I regard Dogme as the reinterpretation of Aristotle’s definition of tragedy, only now the rules are formed to force themselves on the art of cinematography and not functioning as a mere expression of what already exists. The biggest, most profound difference between cinema and theatre is that the former can magnify the detail, any detail (in a close up, with a slow motion) and thus wins in realism, while the other is realism, by the mere fact that it is done in front of you, live, for your sake only. Dogme tries to have the best of both worlds and that’s why it is the most influential cinema movement of recent history: Dogme uses cinema’s power along with raw and unmodified theatrical conventions. In Dogme movies, you can still have the (ever so powerful) close up, but the face will have no make up. The effect created by this combination is extremely dramatic.

Ever so appropriately the first Dogme movie is Festen, which is an archetypical tragedy, almost of the purest kind. The story is simple and it has to do with the oldest and sickest of human maladies: the family in its extremely dysfunctional form.
In the pater familias’s 60th birthday celebration the whole family along with guests is gathered in the old family hotel to celebrate. In this feast, which is the definition of bourgeoisie in its correctness and adoration of the family ‘rules’, the eldest son reveals that his father molested him and his twin sister (who took her own life a month ago) when they were children.

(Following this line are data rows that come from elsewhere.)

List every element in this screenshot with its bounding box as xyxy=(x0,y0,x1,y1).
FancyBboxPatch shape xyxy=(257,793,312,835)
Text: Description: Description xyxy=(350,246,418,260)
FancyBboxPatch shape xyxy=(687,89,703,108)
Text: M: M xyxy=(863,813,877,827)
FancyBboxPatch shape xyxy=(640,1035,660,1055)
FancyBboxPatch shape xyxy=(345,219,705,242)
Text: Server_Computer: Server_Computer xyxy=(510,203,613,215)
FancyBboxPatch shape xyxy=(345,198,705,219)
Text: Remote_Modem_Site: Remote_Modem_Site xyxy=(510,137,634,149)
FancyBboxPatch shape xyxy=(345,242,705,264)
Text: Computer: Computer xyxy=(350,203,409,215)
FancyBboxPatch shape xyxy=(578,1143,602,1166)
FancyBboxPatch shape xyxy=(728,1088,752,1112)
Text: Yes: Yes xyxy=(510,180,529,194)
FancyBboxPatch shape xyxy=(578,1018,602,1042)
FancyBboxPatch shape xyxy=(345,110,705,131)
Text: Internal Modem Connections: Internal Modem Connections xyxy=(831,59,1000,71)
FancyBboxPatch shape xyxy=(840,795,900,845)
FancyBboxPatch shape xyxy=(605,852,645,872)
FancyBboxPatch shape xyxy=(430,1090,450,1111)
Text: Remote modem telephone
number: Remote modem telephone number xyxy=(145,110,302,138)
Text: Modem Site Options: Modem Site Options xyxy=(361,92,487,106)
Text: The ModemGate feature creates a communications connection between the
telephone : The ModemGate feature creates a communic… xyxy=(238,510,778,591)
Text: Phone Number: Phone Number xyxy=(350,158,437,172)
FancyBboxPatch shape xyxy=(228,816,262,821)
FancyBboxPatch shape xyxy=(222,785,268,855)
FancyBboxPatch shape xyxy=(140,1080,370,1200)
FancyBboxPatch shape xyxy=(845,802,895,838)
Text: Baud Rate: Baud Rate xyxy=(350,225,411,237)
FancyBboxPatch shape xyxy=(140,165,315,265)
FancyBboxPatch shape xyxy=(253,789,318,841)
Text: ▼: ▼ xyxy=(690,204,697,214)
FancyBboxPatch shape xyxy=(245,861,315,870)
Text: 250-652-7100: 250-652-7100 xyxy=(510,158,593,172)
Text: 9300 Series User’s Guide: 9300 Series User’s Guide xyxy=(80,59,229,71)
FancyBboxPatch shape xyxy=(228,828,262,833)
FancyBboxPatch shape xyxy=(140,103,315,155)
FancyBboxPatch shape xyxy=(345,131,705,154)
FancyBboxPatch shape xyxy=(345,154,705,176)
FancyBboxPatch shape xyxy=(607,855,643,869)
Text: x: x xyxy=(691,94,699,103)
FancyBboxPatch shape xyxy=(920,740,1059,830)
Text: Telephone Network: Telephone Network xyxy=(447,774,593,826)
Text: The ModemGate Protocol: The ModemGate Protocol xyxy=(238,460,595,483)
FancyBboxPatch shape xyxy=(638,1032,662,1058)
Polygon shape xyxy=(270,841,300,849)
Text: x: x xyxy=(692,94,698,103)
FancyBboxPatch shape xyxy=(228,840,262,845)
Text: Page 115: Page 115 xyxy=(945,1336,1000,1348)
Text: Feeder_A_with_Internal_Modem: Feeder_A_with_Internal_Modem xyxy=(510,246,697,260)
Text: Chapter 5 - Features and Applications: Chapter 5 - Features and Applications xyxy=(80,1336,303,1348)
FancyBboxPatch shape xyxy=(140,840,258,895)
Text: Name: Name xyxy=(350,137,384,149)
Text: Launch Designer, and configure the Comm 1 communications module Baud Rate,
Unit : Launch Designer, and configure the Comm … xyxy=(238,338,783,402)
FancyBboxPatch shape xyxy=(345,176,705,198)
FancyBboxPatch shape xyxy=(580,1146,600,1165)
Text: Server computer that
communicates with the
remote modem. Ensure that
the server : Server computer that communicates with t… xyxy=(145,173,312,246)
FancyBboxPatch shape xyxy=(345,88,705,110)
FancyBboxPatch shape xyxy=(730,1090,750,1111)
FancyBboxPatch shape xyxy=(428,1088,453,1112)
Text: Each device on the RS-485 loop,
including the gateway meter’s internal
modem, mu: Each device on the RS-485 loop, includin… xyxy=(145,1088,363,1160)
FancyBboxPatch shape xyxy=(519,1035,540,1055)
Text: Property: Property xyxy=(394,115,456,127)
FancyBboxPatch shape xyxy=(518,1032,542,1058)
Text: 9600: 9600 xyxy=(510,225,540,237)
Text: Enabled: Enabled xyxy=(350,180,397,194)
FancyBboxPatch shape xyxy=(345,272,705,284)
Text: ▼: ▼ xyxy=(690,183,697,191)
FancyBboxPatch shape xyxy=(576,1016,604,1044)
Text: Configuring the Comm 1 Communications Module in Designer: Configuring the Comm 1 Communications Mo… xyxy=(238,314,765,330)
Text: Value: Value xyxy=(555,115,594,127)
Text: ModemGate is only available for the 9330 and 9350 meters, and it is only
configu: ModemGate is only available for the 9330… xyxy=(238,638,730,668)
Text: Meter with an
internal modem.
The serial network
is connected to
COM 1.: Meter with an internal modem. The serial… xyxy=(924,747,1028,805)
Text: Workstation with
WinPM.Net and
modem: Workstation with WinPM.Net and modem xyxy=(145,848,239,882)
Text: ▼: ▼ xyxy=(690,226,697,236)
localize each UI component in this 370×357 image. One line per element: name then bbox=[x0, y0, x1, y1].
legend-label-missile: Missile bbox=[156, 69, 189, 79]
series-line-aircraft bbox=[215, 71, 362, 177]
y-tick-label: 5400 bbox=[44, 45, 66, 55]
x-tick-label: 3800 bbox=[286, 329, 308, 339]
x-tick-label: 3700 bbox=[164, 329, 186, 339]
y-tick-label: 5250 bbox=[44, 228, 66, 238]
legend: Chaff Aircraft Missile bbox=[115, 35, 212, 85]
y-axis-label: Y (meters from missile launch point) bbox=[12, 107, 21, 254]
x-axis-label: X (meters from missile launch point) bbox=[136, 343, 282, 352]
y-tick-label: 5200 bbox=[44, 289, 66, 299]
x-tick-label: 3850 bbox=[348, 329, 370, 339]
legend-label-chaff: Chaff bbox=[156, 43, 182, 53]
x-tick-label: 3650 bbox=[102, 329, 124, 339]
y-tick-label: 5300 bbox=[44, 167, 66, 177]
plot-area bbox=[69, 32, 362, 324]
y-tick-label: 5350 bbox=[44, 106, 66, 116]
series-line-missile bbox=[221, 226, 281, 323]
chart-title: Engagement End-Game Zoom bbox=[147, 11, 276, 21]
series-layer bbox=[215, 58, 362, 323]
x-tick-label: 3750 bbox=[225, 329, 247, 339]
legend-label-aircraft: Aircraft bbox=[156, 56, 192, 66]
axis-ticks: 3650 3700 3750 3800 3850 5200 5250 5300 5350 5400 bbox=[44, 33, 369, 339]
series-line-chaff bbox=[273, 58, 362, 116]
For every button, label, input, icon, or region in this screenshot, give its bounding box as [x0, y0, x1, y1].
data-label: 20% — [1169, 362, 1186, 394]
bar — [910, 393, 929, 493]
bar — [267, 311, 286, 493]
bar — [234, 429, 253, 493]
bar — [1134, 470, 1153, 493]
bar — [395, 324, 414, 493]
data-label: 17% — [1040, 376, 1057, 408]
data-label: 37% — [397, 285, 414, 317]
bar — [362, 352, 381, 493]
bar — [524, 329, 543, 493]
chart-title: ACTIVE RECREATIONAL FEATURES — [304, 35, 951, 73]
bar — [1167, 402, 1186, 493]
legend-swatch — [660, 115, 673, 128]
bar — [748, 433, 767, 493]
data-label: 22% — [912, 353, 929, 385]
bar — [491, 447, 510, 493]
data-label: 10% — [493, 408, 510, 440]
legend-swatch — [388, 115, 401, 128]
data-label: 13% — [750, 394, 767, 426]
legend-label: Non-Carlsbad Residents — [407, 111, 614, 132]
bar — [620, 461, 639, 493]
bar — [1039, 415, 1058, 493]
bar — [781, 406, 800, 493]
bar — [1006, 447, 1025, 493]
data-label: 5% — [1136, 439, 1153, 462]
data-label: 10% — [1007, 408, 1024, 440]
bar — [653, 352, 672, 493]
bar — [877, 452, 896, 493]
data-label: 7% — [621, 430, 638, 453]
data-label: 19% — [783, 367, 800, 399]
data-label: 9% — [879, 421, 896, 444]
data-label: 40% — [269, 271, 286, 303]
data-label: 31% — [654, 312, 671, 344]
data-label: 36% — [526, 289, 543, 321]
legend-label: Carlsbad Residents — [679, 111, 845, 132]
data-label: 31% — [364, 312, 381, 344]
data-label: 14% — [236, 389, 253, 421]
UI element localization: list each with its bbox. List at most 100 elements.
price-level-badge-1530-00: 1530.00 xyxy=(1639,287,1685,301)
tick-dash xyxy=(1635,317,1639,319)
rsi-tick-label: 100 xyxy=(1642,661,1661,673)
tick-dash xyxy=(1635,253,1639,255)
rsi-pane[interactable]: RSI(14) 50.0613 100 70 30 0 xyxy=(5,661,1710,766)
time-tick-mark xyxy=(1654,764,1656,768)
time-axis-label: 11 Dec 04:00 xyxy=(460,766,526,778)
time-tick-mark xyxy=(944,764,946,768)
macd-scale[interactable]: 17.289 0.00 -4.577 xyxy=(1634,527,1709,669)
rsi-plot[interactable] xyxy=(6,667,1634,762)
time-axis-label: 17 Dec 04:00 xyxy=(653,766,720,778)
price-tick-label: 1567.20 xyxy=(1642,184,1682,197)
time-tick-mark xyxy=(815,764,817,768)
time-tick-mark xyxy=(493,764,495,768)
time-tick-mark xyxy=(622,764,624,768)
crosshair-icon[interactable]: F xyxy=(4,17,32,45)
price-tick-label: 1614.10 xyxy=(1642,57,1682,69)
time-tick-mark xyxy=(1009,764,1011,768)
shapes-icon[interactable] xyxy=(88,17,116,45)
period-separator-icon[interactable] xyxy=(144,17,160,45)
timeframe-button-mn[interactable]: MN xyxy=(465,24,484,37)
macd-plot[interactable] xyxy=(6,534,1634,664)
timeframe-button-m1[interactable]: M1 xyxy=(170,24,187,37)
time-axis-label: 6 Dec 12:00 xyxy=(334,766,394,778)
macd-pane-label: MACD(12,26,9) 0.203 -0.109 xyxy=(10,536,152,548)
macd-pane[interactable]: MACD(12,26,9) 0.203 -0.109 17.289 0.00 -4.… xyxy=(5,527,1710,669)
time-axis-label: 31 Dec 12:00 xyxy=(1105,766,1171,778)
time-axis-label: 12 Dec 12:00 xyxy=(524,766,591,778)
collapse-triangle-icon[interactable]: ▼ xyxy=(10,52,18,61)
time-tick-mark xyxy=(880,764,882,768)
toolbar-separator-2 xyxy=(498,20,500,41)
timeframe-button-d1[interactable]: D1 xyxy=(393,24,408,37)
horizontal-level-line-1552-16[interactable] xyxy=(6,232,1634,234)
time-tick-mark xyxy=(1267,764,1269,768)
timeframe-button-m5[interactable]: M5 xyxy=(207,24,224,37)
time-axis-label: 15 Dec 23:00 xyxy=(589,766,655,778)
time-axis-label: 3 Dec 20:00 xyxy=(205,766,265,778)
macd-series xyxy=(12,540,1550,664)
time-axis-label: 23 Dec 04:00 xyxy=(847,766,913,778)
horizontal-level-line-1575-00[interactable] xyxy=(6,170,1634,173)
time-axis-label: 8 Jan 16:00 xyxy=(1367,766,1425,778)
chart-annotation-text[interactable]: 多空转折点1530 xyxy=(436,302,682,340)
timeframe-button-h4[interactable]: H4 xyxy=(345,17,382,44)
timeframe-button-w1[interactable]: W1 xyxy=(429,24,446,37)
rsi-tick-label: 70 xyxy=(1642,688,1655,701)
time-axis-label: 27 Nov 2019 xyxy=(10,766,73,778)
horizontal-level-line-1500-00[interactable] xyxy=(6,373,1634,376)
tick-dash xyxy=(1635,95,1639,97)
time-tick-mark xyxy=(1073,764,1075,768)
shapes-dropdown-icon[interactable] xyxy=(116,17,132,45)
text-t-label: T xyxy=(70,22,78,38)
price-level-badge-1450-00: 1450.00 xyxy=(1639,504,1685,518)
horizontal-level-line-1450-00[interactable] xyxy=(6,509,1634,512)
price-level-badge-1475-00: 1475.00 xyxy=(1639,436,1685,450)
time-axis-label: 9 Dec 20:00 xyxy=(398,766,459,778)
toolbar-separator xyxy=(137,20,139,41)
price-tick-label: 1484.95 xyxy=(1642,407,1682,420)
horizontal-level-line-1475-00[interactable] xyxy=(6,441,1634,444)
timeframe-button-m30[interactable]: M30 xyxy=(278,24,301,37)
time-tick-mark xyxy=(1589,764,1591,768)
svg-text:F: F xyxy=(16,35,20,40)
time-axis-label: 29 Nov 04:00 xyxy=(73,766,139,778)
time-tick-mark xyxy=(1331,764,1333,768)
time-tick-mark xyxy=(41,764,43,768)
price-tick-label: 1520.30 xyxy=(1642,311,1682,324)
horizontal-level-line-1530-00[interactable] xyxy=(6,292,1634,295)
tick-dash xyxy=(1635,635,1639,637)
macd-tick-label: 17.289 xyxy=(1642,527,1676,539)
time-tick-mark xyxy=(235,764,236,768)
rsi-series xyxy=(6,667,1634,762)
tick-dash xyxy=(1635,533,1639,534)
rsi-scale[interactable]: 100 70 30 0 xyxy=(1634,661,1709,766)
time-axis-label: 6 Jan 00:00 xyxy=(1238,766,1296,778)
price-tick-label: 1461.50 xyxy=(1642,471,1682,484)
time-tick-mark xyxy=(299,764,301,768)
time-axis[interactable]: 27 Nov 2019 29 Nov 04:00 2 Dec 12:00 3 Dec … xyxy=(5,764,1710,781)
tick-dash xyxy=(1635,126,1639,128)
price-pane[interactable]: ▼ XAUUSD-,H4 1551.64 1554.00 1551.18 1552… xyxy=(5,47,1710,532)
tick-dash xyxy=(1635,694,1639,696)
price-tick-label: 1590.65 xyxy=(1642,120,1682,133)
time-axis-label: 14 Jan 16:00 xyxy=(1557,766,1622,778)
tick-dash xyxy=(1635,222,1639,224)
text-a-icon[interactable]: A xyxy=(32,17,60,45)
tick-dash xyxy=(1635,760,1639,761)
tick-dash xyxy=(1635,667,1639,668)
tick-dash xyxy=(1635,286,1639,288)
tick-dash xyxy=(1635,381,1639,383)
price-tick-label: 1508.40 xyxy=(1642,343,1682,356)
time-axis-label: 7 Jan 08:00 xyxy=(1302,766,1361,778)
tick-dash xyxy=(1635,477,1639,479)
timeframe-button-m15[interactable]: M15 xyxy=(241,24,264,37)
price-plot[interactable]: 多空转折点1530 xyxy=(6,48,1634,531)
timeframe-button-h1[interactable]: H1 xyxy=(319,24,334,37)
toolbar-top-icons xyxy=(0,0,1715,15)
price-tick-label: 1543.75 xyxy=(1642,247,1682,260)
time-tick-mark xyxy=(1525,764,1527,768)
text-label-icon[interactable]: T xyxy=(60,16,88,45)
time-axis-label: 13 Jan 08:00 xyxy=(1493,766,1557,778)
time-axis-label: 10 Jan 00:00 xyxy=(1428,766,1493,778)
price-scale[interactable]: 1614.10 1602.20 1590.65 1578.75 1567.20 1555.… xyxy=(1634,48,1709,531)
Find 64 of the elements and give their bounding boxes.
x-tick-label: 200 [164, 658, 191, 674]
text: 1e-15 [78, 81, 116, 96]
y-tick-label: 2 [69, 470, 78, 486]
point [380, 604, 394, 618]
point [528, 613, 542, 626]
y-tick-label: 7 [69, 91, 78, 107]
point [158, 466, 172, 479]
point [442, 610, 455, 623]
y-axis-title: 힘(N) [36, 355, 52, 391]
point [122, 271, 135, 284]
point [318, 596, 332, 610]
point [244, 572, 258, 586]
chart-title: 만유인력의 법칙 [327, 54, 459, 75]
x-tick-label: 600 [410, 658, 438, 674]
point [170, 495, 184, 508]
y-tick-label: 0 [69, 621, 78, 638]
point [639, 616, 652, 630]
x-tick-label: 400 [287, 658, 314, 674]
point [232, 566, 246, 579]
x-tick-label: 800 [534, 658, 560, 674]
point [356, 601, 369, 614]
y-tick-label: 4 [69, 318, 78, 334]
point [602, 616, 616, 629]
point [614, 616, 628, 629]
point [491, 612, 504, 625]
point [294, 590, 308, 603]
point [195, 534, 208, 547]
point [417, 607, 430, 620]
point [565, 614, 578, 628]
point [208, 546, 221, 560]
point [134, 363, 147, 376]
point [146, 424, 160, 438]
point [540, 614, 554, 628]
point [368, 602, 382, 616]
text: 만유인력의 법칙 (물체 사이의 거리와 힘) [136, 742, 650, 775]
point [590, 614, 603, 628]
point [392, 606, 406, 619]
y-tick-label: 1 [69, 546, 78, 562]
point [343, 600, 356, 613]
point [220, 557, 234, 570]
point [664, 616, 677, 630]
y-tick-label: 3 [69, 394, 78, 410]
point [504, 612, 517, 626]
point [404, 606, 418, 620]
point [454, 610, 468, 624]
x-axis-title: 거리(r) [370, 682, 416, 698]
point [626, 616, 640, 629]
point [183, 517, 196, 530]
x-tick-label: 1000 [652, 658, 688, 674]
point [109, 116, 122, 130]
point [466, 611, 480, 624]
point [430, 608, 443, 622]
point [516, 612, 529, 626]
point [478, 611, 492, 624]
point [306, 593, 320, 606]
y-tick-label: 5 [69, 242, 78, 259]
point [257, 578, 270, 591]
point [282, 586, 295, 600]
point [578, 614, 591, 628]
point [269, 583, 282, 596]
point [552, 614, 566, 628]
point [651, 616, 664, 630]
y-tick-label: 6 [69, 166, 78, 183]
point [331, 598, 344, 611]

The revelation finds initially the distrust and the indifference of the guests: they continue their dinner as if nothing has happened and they easily settle for the father’s naïve excuses. The son persists, further disclosing that his sister killed herself because of this abuse, only to be treated with more articulated disbelief and even violence. A letter of the dead sister is found however and is read on the table. The truth is unveiled and the oppressor becomes the victim: the youngest son, that careless mindless macho hits the father and tries to rape him only to be stopped by the eldest son, who made all the revelation in the first place. The victim forgives his oppressor. The following morning the father enters the dining hall and makes his (very theatrical) public apology. He is ostracised from the family, by being asked to leave the table so that the rest of them can ‘have their breakfast’, been deserted even by his wife, who finally teams up with her children. He accepts his fate stoically however, because he knows that such dirt has no place within the family structure, the family structure that he created and has his rules.
The entire film is extremely realistic with the exception of the last scene: the father’s public apology and his consequent acceptance of overall defeat is extremely stylisized. It must mean something, it must mean that an institution like a family still obeys its rules (and breakfast needs to be consumed in peace) and the world’s biggest pig obeys them when he has accepted his defeat. Maybe it shows the children’s ultimate revenge, that of taking away from their father what mattered to him the most: his family, where he was king. Now they are free to make it as they like it, by marrying the waitresses or random black men. The deconstruction of the fascist family has begun. There is indeed hope.